En los 90, sin embargo, el Tribunal Supremo consiguió unas prerrogativas sobre el Parlamento israelí. Ahora bien, sin una Constitución, el Tribunal Supremo se guio por criterios convencionales demasiado ligados al paradigma de la izquierda, convirtiéndose en tiempos de debilitamiento de los partidos de izquierda en la oposición más dura de los gobiernos de derecha. Lo que ha llevado a Netanyahu a resucitar la doctrina Ben-Gurión relativa a la supremacía del pueblo (o sea, él) sobre la ley (sin una Constitución, lo que dice el Tribunal Supremo que es la ley).

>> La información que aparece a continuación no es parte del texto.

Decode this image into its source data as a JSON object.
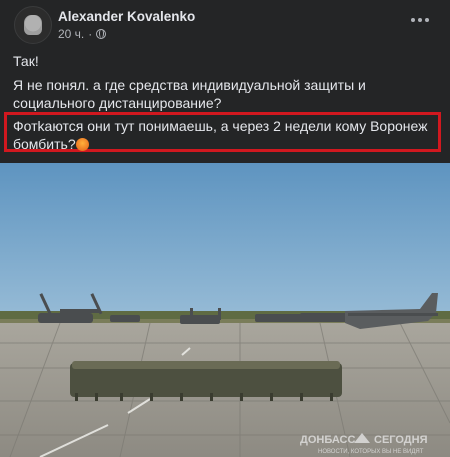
{
  "post": {
    "author": "Alexander Kovalenko",
    "time": "20 ч.",
    "separator": "·",
    "line1": "Так!",
    "line2": "Я не понял. а где средства индивидуальной защиты и социального дистанцирование?",
    "line3": "Фотkаются они тут понимаешь, а через 2 недели кому Воронеж бомбить?",
    "privacy_icon": "globe-icon",
    "menu_icon": "more-options-icon",
    "highlight_color": "#d1181f"
  },
  "photo": {
    "watermark_brand": "ДОНБАСС",
    "watermark_brand2": "СЕГОДНЯ",
    "watermark_tagline": "НОВОСТИ, КОТОРЫХ ВЫ НЕ ВИДЯТ"
  }
}
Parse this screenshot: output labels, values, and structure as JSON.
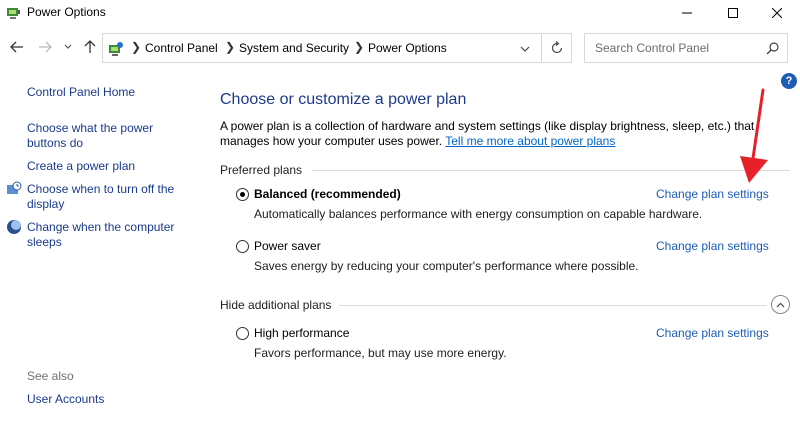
{
  "window": {
    "title": "Power Options"
  },
  "address_bar": {
    "crumbs": [
      "Control Panel",
      "System and Security",
      "Power Options"
    ],
    "search_placeholder": "Search Control Panel"
  },
  "left_pane": {
    "links": [
      "Control Panel Home",
      "Choose what the power buttons do",
      "Create a power plan",
      "Choose when to turn off the display",
      "Change when the computer sleeps"
    ],
    "see_also_label": "See also",
    "see_also_links": [
      "User Accounts"
    ]
  },
  "main": {
    "heading": "Choose or customize a power plan",
    "description": "A power plan is a collection of hardware and system settings (like display brightness, sleep, etc.) that manages how your computer uses power.",
    "learn_more": "Tell me more about power plans",
    "preferred_label": "Preferred plans",
    "hidden_label": "Hide additional plans",
    "plans": [
      {
        "name": "Balanced (recommended)",
        "desc": "Automatically balances performance with energy consumption on capable hardware.",
        "selected": true,
        "action": "Change plan settings"
      },
      {
        "name": "Power saver",
        "desc": "Saves energy by reducing your computer's performance where possible.",
        "selected": false,
        "action": "Change plan settings"
      },
      {
        "name": "High performance",
        "desc": "Favors performance, but may use more energy.",
        "selected": false,
        "action": "Change plan settings"
      }
    ]
  },
  "colors": {
    "link": "#1a3a8c",
    "accent": "#1e5db6",
    "annotation": "#e8202a"
  }
}
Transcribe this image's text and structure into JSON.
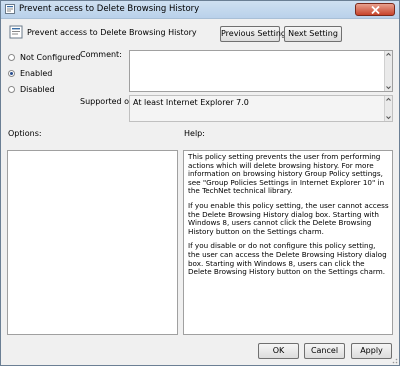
{
  "window": {
    "title": "Prevent access to Delete Browsing History"
  },
  "header": {
    "title": "Prevent access to Delete Browsing History"
  },
  "nav": {
    "previous_label": "Previous Setting",
    "next_label": "Next Setting"
  },
  "state": {
    "options": [
      {
        "label": "Not Configured",
        "selected": false
      },
      {
        "label": "Enabled",
        "selected": true
      },
      {
        "label": "Disabled",
        "selected": false
      }
    ]
  },
  "comment": {
    "label": "Comment:",
    "value": ""
  },
  "supported": {
    "label": "Supported on:",
    "value": "At least Internet Explorer 7.0"
  },
  "options_panel": {
    "label": "Options:"
  },
  "help_panel": {
    "label": "Help:",
    "paragraphs": [
      "This policy setting prevents the user from performing actions which will delete browsing history. For more information on browsing history Group Policy settings, see \"Group Policies Settings in Internet Explorer 10\" in the TechNet technical library.",
      "If you enable this policy setting, the user cannot access the Delete Browsing History dialog box. Starting with Windows 8, users cannot click the Delete Browsing History button on the Settings charm.",
      "If you disable or do not configure this policy setting, the user can access the Delete Browsing History dialog box. Starting with Windows 8, users can click the Delete Browsing History button on the Settings charm."
    ]
  },
  "footer": {
    "ok_label": "OK",
    "cancel_label": "Cancel",
    "apply_label": "Apply"
  }
}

A todo esto, tiene gracia que Joe Biden, que ha puesto en solfa al Tribunal Supremo de Estados Unidos por decretar inconstitucionales cuestiones que agradan a los izquierdistas y ha desatado una persecución política de los fiscales gubernamentales contra Donald Trump, haya criticado la ley israelí para anular el criterio de razonabilidad que usaba el Supremo israelí a mayor gloria de los postulados izquierdistas. Es interesante que los demócratas, que están como buitres esperando el fallecimiento inmediato de algún juez "republicano" en el Supremo, no vaya a ser que Trump vuelva al poder, se pongan a dar lecciones sobre separación de poderes cuando desde Franklin D. Roosevelt han sido los que han perpetrado los más grandes asaltos a la alta institución judicial de EE. UU.

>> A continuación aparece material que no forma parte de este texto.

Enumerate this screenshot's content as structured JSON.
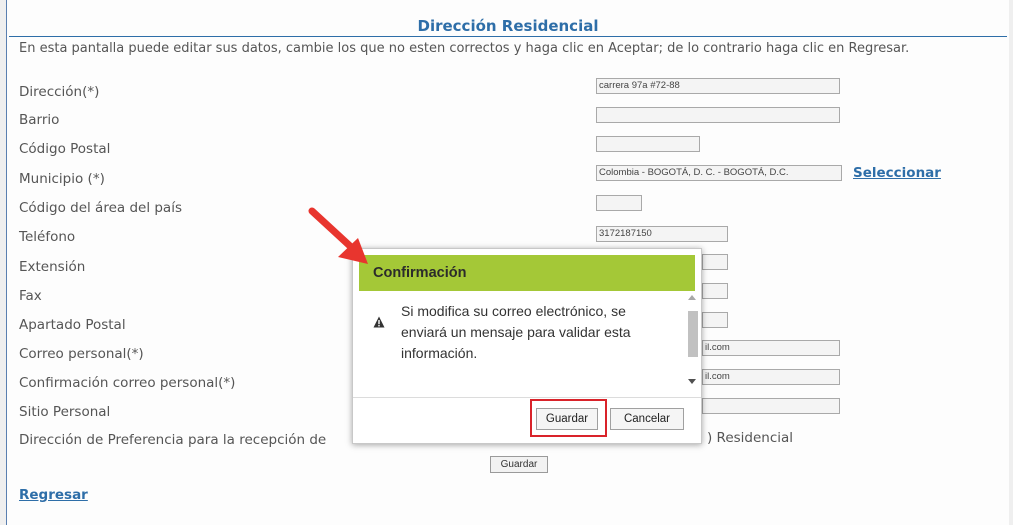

Una última cuestión: ¿se atreverá a anular el Tribunal Supremo israelí la ley contra el criterio de razonabilidad aplicando el criterio de razonabilidad? Israel debería dejarse de paradojas constitucionales, dotarse de una Constitución como Dios manda, y a quien los electores le den el derecho de legislar, el Tribunal Supremo les aplique criterios de constitucionalidad claros y rigurosos. Más Montesquieu y Tocqueville, menos Ben-Gurión y Netanyahu.